Start by communicating every angle.
Reflect and share about how your parents handled finances. Did they accumulate a lot of debt? Were they always stressed about paying the bills? Or were they more financially responsible? These details are important because they had a lot to do with shaping how you think about money. Once you’ve established where you came from, discuss where you’re at. What financial habits do you currently have? Do you spend $5 every morning on a latte? Do you have a savings account? Chances are that neither of you are handling your money perfectly, but your new marriage is your chance for a clean slate. This new beginning begs the next question, what are your short and long term goals as a couple? Now is the time to discuss how much of your income you’d like to put towards your savings account, retirement, emergency funds, etc.
A few more questions to discuss: How much of your income will go to paying off debt? How much will go to savings? What kind of emergency fund do you want to have?
Next you’ll want to take a look to see where you’re both at.
Walk your spouse through your current checking, savings, and other accounts to establish your starting point. Figure out the amount of debt you’ve accumulated together and whether it was with credit cards or student loans. Do either of you own real estate? Will you have a mortgage? Be sure to subtract your debts from your assets to see the big picture. The next step will be to go over your credit reports together because these numbers will affect your borrowing ability as a couple.
Now create a budget together.
You can start with a basic spreadsheet that includes your essential costs like housing, utilities, food, etc.
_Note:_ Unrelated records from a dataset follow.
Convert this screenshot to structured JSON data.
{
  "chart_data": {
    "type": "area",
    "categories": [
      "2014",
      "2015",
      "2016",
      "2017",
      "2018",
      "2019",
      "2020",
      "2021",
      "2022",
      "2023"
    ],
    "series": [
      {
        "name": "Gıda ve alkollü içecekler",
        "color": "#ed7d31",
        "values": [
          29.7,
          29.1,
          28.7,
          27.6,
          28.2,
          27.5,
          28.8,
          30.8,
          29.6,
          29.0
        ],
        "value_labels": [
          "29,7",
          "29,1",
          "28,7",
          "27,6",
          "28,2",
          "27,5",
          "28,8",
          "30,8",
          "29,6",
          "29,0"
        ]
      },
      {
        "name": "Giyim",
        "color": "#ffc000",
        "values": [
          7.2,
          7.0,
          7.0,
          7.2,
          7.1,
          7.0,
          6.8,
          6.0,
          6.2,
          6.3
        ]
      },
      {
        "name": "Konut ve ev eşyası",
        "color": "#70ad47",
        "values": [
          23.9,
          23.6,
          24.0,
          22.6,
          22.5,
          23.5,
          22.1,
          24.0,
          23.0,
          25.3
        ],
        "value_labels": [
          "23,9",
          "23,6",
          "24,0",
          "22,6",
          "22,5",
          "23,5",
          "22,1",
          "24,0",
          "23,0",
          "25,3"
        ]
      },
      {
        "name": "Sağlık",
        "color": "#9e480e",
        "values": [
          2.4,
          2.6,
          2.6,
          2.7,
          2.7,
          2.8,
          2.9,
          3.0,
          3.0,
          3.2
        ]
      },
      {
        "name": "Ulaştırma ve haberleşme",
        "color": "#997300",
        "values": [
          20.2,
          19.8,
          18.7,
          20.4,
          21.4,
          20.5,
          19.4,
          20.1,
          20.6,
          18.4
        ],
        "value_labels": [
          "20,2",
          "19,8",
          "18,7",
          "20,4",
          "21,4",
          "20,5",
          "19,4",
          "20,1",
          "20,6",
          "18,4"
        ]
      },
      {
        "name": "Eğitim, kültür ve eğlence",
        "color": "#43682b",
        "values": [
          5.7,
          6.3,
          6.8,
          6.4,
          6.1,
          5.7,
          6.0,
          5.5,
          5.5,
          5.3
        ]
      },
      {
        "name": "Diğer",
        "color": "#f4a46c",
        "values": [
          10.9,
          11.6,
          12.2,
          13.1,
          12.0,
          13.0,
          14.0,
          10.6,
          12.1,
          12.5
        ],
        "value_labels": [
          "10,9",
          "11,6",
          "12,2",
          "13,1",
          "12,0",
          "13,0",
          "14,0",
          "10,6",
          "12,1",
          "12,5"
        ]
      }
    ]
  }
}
Next, list out your discretionary expenses like the gym or entertainment. Any time you’re unsure of your spending habits, take a look at the previous month to get an idea of what to project. Mint is a great tool to organize your finances so that you can see exactly where your money is going.
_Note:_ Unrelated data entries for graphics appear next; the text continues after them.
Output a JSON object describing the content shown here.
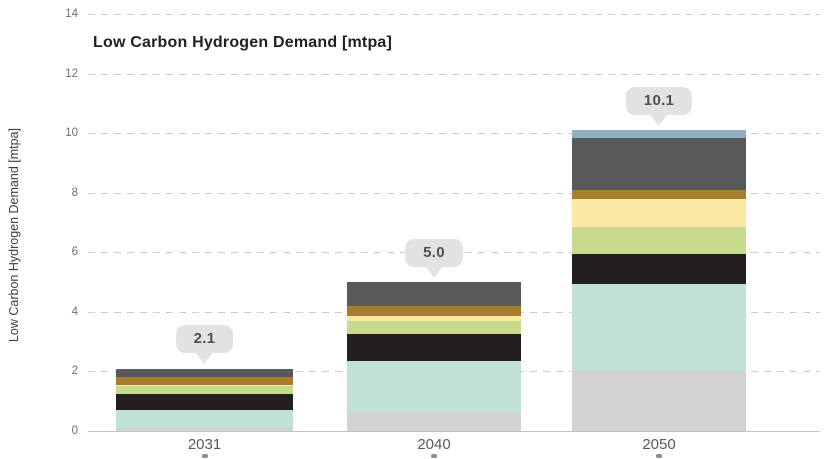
{
  "chart_data": {
    "type": "bar",
    "stacked": true,
    "title": "Low Carbon Hydrogen Demand [mtpa]",
    "ylabel": "Low Carbon Hydrogen Demand [mtpa]",
    "xlabel": "",
    "categories": [
      "2031",
      "2040",
      "2050"
    ],
    "totals_labels": [
      "2.1",
      "5.0",
      "10.1"
    ],
    "yticks": [
      0,
      2,
      4,
      6,
      8,
      10,
      12,
      14
    ],
    "ylim": [
      0,
      14
    ],
    "grid": "horizontal-dashed",
    "legend": "none",
    "series": [
      {
        "name": "light-gray-segment",
        "color": "#d2d2d3",
        "values": [
          0.1,
          0.65,
          2.0
        ]
      },
      {
        "name": "teal-segment",
        "color": "#bfe1d6",
        "values": [
          0.6,
          1.7,
          2.95
        ]
      },
      {
        "name": "black-segment",
        "color": "#231f20",
        "values": [
          0.55,
          0.9,
          1.0
        ]
      },
      {
        "name": "green-segment",
        "color": "#c7da8e",
        "values": [
          0.25,
          0.45,
          0.9
        ]
      },
      {
        "name": "yellow-segment",
        "color": "#fae9a2",
        "values": [
          0.05,
          0.15,
          0.95
        ]
      },
      {
        "name": "ochre-segment",
        "color": "#a87e2e",
        "values": [
          0.25,
          0.35,
          0.3
        ]
      },
      {
        "name": "dark-gray-segment",
        "color": "#58595b",
        "values": [
          0.3,
          0.8,
          1.75
        ]
      },
      {
        "name": "blue-gray-segment",
        "color": "#92afbe",
        "values": [
          0.0,
          0.0,
          0.27
        ]
      }
    ]
  },
  "colors": {
    "bubble_bg": "#e2e2e2",
    "bubble_text": "#4f5052",
    "grid": "#cccccc",
    "axis": "#c2c2c2",
    "tick_text": "#6f6f6f",
    "title_text": "#242021",
    "ylabel_text": "#3d3d3d",
    "xtick_text": "#58595b"
  }
}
You’ll also want to discuss what your minimum-discussion-amount is. If your husband spends $50 without talking to you about it, it’s probably not a huge deal, but if he decides to go spend a few hundred on something? You might want to discuss the expenditure in advance. You will also want to decide together what kind of emergency fund you’ll put together (one to three months of essential bills?) and how much you’ll set aside to help family and/or friends who are in need.
Set up your bank accounts.
You have three options on this front: joint accounts, separate accounts, or a combination of the two. According to Bankrate.com, it’s easiest for couples to have at least one joint account that bills are pulled from. There’s no right or wrong way to do it, so make decisions that fit within your financial goals and budget the best. You could also prevent future fights by keeping separate accounts for spending if you have different spend habits and a separate spend budget. People who are marrying later in life or have been through a divorce are more likely to keep everything separate, which is ok too.
Appoint a bill payer.
Which of you will be responsible for making sure the bills get paid every month and watching the budget? A lot of times it is easier for one person to oversee this sort of thing. But remember, even if you decide together who will handle this piece on a regular basis, be sure to schedule a regular meeting to discuss your finances together because both of you should be aware of your current financial condition at all times.
Figure out how you’ll handle your taxes.
Are you going to file together or separately? Now that you’re married, you have a few more options. A lot of times when you file together your tax bracket will change. Luckily an accountant can make tax projections for you to figure out what would work best. Keep in mind, there are things you can do to minimize what you owe, like maximizing your 401(k) contribution. Discuss your options with a tax professional to see what will benefit you the most.